#WFH Are You Procrastinating?
According to Psychology Today, about 20 percent of us deliberately and regularly procrastinate (Psychology Today, 2013). The isolation of the virtual environment and technologies help us distract ourselves and avoid difficult tasks pretty easily. Procrastination is nothing new. The virtual worker, however, can be even more challenged than the office worker because of the unique environment. Partially hidden and removed, the same anonymity that allows you to de-individuate will also help you rocrastinate. In order to be authentically productive, you need to become more aware of what you are doing.
This sounds so easy and so obvious but it is not as simple as it sounds. You don’t procrastinate because you are lazy, or because you can’t manage time. You procrastinate because you have the inability to control behavior and you fail to think about thinking.

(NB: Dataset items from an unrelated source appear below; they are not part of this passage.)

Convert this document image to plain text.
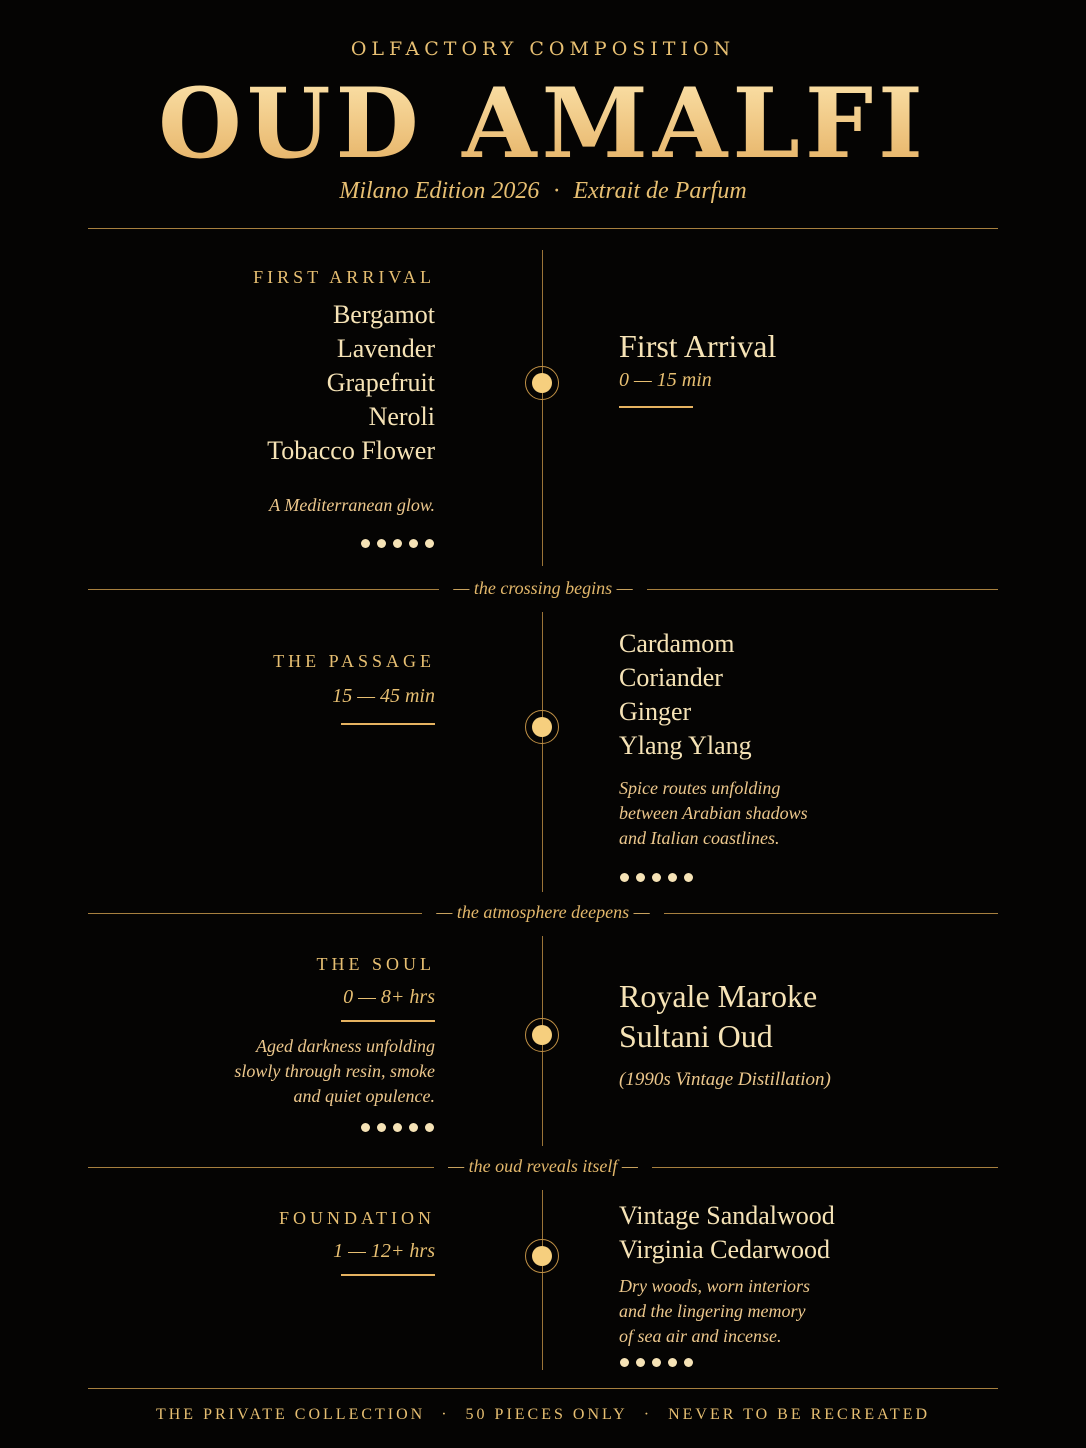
OLFACTORY COMPOSITION
OUD AMALFI
Milano Edition 2026 · Extrait de Parfum
FIRST ARRIVAL
Bergamot
Lavender
Grapefruit
Neroli
Tobacco Flower
A Mediterranean glow.
First Arrival
0 — 15 min
— the crossing begins —
THE PASSAGE
15 — 45 min
Cardamom
Coriander
Ginger
Ylang Ylang
Spice routes unfolding
between Arabian shadows
and Italian coastlines.
— the atmosphere deepens —
THE SOUL
0 — 8+ hrs
Aged darkness unfolding
slowly through resin, smoke
and quiet opulence.
Royale Maroke
Sultani Oud
(1990s Vintage Distillation)
— the oud reveals itself —
FOUNDATION
1 — 12+ hrs
Vintage Sandalwood
Virginia Cedarwood
Dry woods, worn interiors
and the lingering memory
of sea air and incense.
THE PRIVATE COLLECTION · 50 PIECES ONLY · NEVER TO BE RECREATED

There are many studies that attempt to explain why we procrastinate. There is the 1999 study by Read, Loewenstein and Kalyanaraman which showed that we tend to pick highbrow movies but we watch the simple stuff first and somehow never get around to the ones that take a little more effort. Then there is the marshmallow study by Walter Mischel of Stanford and a host of YouTube videos that attest to the fact that self-control is not easy for about one-third of us (Mischel, Ebbesen, & Zeiss, 1972). We know this is why they have the checkout lanes stacked with gum and candy, and why, for years, you’ve been planning to start your diet next Monday. There are many books available on procrastination.
In the virtual world, it is even easier to procrastinate. You have an RFP (request for proposal) to write or a report to pull together, you have a paper due for class or a deadline to meet, yet here you are playing games, or folding laundry, or baking brownies. You justify this by telling yourself you will get it done. Then you go to check your email and head over to Facebook. You turn on the tube or start to watch a movie online. You just want to chill for a little and then you will get around to it. Maybe a cup of coffee will help? What are you thinking?
The truth is you are not thinking. At least you are not thinking about thinking. Thinking about thinking is what educators call meta cognition. In order to think about thinking, you need to slow thought down. Much of our thinking is on autopilot. In Thinking Fast and Slow, Daniel Kahneman explains why the rational economic thinker is more of a myth than a reality. Human beings, it turns out, don’t always think rationally (Kahneman, 2011). Some of this has to do with instinct and how we are hardwired and some of it has to do with lack of meta cognition.
If you were thinking about thinking, you might realize that you have to write the report, meet the deadline or finish your part of the proposal or you may not have a job. This could be really bad because then you won’t be able to have food in the refrigerator and pay the rent. But, right now, cleaning out the hall closet seems like a much better idea than doing what you’re supposed to be doing. Most people find it very difficult to be honest with themselves about their ability to put off work. If you are all about deadlines, stress and time management, you are probably not going to think about what you are really doing. If you realize you are procrastinating and you start thinking about it, you have a better chance to take steps to get on with being productive.